String Colon String Would Fit The Language

How is called the colon operator?

Logically, using colons for strings as an abstract operation would fit the language. It is clear for ordered lists, like “a”, “b”, “c”, “d” gives “b”:“c” value “b”, “c”; where ordered alphabet leaves open the exact elements of a list, but for any ordered list it is known. If ranges and elements are separated, the list meaning would be known for any array type, but where range=elements, meaning for this list for a subset dimension would be known for any dictionary.

There are many cases where order of list matters, in case of strings - most simple on the operational level would be dictionary pages, where values also have to be cut in the middle, with layout and size of the string, so that strings are combined with numbers; I don’t know whether it is “string”:12:“String”:13; or “string”:“String”, 12:13 or [“string”::n12]:[“String”::n13] (view Review of the Collins COBUILD Advanced Learner’s English Dictionary | Antimoon). Layouts, which could return such data about their elements, should be supported.

I wasn’t very serious about all of that, but it shows that having simply an object, which contains two strings and a colon between them, and knows it’s simpler use cases, where you give it to the ordered strings container or container of written numbers (maybe including simple syntax for mathematical formulas, even in abstract space), could lead many common cases to much more clarification.

It is also interesting question, how to order dictionary, which has german and estonian letters mixed? Is it the same “Ü” in German alphabet and the “Ü” in Estonian alphabet or is it not? Is this the same word if German and Spanish words have exactly the same letters?

Allowing also multidimensional string dictionaries would not break it. Say, I take a Chemical elements table and express the components I can make with GChemCalc syntax. This will give me a whole infinity of mathematical expressions, but it also matter, which ones I plan to ever use - so I can leave the syntax wholly abstract.

You can overload (::Colon)(x, y) if you want to. Here is how you can define string1:string2 to be an object “holding” all strings that are lexicographically between string1 and string2.

struct StrRange
	first::String
	last::String
end

(::Colon)(s1::AbstractString, s2::AbstractString) = StrRange(extrema((s1, s2))...)

Base.in(s::AbstractString, sr::StrRange) = sr.first <= s <= sr.last

"hello" in "abracadabra":"zebra" # true
6 Likes

Yes this is a philosophical question, something about Citizenship of programming models. You make it first class Cityzen, but

does it matter if it is a large object, or a small element working bloody fast and often removed more or less by a compiler, leaving only a small rudiment? If it is a mathematical object worth several million computations, or is it worth less than one computation (objects, which are removed by compiler in many cases, looking only that they structurally fit there, objects, which are only left there by a compiler sometimes and asserted other times, that they syntactically fit there).

I am not sure about this — I think it is a practical one.
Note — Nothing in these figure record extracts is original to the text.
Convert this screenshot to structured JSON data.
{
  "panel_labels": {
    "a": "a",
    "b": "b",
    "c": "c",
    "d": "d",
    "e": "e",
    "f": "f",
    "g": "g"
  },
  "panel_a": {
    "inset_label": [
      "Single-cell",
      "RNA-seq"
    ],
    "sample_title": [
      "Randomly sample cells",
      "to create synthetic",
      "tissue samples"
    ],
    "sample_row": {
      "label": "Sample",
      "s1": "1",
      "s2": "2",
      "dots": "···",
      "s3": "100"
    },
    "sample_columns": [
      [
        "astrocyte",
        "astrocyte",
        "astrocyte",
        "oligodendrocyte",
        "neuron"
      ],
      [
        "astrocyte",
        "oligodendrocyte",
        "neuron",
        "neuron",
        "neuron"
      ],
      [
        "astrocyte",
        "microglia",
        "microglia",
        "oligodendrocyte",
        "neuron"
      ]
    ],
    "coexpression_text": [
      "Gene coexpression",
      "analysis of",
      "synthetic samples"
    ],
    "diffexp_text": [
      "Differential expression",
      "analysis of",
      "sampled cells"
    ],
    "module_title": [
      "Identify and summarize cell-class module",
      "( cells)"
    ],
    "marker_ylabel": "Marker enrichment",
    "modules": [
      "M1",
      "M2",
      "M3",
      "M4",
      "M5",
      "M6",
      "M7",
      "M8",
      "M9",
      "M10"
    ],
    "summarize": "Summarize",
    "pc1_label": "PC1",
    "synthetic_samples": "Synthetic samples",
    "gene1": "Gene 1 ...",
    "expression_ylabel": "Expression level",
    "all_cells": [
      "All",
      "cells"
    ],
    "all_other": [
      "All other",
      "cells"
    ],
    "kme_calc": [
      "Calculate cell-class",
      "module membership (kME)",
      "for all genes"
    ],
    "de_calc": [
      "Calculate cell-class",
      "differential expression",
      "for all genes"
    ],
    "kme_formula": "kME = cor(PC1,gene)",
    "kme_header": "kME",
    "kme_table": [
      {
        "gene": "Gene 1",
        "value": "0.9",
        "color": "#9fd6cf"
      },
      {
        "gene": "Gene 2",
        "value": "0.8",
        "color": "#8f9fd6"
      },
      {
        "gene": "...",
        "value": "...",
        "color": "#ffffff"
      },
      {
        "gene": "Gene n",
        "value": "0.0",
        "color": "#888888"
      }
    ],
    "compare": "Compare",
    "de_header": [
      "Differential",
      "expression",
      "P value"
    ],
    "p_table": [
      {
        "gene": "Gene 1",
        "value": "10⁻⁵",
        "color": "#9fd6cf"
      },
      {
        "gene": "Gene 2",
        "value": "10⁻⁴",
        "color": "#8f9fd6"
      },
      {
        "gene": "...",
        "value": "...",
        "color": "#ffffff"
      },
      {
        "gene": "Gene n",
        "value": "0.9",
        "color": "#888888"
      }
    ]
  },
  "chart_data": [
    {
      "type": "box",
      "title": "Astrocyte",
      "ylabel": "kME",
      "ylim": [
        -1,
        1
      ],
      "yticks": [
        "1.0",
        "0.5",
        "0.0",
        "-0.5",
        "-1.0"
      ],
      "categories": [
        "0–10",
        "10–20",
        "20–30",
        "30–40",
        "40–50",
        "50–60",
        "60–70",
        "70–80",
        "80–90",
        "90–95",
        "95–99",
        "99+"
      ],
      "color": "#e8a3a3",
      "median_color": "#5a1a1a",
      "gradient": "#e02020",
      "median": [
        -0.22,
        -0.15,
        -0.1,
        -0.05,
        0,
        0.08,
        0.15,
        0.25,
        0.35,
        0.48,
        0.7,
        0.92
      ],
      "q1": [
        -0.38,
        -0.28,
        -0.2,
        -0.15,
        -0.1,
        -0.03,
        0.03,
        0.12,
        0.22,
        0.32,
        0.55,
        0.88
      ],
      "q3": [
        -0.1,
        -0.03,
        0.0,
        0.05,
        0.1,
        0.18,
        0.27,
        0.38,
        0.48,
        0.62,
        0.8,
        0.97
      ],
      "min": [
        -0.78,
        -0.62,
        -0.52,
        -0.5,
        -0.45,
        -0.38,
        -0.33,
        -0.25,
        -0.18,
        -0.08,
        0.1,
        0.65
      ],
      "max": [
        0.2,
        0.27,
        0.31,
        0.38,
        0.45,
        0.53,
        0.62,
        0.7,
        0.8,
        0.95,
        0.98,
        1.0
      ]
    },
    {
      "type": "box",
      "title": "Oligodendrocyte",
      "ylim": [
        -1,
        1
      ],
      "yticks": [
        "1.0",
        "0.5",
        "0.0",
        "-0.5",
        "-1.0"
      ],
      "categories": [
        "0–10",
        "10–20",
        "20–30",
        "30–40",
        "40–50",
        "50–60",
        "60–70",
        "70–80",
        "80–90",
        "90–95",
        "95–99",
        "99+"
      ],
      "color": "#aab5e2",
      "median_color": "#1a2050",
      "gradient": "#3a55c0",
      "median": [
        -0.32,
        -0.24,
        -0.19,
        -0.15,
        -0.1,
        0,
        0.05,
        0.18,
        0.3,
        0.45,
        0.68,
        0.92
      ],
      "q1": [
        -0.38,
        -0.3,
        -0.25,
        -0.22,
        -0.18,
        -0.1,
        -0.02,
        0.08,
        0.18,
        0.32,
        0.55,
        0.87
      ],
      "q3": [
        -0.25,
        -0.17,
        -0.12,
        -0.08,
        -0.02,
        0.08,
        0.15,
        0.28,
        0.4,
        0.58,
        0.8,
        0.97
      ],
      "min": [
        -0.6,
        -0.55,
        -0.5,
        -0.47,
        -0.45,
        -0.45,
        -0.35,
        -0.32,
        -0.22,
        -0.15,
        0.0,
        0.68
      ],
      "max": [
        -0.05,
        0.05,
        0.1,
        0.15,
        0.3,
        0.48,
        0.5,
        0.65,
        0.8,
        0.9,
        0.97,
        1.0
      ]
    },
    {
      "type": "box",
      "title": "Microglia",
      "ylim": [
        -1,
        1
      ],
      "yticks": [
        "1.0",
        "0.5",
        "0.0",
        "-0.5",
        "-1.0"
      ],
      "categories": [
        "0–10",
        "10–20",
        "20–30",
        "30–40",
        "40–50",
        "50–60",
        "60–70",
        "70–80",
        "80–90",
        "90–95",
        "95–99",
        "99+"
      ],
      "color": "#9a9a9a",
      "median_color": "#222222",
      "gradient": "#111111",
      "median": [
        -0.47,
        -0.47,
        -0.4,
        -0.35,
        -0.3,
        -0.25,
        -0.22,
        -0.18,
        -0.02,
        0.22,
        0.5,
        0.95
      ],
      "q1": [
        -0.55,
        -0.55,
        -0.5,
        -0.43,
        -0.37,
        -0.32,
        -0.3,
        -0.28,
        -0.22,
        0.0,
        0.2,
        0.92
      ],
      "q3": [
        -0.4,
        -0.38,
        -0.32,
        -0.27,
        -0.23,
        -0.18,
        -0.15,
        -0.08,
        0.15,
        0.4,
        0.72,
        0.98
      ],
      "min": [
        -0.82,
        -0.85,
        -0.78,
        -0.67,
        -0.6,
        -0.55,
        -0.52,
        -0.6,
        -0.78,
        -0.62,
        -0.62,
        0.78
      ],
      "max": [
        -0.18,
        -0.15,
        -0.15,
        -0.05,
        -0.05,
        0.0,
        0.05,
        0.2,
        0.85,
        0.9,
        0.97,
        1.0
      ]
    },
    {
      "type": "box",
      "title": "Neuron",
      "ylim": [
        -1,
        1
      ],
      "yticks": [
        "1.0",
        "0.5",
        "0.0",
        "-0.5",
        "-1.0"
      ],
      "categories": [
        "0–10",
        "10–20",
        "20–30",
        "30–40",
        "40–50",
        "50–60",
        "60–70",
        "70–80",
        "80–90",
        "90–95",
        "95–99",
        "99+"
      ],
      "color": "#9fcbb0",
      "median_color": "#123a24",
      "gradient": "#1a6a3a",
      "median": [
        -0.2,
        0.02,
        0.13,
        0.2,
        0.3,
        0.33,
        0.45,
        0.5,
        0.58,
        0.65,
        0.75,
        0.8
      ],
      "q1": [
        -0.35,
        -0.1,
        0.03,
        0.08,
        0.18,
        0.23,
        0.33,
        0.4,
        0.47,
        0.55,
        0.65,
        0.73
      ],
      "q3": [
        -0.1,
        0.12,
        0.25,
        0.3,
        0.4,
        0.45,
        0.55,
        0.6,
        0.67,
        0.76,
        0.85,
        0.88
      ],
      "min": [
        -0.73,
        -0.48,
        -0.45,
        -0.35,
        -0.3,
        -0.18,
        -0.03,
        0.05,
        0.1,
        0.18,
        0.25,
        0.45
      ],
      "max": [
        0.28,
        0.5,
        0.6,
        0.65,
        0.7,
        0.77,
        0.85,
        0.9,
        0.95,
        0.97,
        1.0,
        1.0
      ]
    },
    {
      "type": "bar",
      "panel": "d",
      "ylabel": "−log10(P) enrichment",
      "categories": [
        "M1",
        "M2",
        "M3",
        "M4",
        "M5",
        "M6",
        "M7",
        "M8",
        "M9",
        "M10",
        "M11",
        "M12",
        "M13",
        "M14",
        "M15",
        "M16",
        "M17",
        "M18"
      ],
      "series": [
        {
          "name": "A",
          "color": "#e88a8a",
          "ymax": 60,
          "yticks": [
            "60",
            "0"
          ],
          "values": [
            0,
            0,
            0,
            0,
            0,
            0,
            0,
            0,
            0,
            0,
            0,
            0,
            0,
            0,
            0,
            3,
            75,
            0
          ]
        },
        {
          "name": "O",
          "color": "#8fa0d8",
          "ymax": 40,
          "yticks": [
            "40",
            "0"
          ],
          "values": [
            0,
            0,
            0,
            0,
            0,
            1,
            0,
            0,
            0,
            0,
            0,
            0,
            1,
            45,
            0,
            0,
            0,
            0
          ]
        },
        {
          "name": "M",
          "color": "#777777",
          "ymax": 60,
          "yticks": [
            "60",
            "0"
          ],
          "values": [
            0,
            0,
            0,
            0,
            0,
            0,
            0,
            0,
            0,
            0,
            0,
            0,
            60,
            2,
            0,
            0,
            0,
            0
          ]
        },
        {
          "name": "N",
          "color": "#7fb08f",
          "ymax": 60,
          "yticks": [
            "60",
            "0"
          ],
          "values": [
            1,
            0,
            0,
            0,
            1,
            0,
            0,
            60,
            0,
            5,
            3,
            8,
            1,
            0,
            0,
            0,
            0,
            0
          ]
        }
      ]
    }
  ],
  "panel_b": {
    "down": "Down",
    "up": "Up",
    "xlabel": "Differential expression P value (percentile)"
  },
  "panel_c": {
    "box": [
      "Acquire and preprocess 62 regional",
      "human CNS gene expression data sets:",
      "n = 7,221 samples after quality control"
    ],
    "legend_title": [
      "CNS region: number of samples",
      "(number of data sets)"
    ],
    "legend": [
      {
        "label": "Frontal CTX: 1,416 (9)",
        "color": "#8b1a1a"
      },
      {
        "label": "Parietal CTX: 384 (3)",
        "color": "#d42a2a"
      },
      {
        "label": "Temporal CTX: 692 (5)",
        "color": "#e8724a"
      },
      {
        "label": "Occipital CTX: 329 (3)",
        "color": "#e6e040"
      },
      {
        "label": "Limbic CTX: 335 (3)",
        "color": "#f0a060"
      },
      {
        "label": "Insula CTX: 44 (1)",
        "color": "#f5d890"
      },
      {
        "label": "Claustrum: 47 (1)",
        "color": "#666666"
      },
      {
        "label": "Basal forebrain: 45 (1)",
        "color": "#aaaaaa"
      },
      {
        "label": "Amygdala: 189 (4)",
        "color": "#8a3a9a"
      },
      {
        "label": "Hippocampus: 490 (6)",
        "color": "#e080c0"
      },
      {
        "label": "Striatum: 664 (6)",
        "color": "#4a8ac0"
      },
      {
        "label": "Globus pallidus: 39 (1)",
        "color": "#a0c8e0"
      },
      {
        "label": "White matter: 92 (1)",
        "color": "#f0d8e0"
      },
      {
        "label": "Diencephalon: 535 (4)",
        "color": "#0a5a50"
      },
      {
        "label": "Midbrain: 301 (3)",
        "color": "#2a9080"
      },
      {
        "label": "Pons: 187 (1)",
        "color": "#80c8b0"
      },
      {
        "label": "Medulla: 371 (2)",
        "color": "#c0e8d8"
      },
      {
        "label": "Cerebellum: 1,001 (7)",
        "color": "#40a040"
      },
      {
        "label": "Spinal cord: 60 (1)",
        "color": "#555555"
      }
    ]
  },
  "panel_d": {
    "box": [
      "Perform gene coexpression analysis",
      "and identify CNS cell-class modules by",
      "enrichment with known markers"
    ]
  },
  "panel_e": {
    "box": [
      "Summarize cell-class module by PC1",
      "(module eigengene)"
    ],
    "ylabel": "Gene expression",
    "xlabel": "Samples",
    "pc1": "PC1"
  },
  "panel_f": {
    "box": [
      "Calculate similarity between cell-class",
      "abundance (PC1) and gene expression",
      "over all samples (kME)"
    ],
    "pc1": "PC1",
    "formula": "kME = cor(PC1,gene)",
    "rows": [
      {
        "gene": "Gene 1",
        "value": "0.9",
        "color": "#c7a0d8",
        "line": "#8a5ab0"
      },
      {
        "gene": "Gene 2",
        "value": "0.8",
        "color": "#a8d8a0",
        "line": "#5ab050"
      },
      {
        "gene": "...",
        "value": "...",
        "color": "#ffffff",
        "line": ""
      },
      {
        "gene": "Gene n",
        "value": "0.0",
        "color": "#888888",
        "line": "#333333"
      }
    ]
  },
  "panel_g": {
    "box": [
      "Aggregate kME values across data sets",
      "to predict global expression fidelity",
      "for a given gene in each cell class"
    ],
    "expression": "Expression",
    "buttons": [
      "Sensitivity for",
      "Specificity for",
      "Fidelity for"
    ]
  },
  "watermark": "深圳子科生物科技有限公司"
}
AbstractUnitRange and its subtypes were introduced to provide a compact representation for vectors that have a very regular structure, but in practice these are really just vectors.

In contrast, I don’t think that you want to treat eg "abracadabra":"zebra" as an <:AbstractVector, since it has infinitely many elements. If you find @Vasily_Pisarev’s StrRange implementation above useful, just use it in your own code, but note that providing a method for : is type piracy, so I would suggest a different constructor.

3 Likes

Rather than ranges, perhaps a better analogy is to intervals, which have endpoints & membership but aren’t thought of as having an integer length. It looks like this just works:

julia> using IntervalSets

julia> 1.5 in 0..pi
true

julia> "hello" in  "abracadabra".."zebra"
true
8 Likes

(For the other parts, I will reply later - I definitely agree about the type privacy, this was my first thought that this kind of operator must be described in syntactic level, such that it would act like a nothing, the example override I would rather solve with long functions, which give some hint that there is something going on behind this). Rather than using override, I would describe with comments, what the variables are, and give some math - this is basically what a primitive is doing, that it knows it’s math; I mean pi is a pi and you can know that if you resize your screen to million five thousand times five thousand, you will need to check whether your pi works with programs - even worse if it happens late in the history; definitely, in the beginning of history, pi just meant 3.14.

Well this is still assuming that string literals are infinite; for reality this is very often not the case; as an analogue, even the numbers for 0…pi form an infinite set.

For my free time, I have done thousands of little programs, which know, what is a “syllable”.

And thank anyway for discussion exists - I just solved, what to do with my complex number [Colons] / dimensions, so I think this one can also not be unfruitful.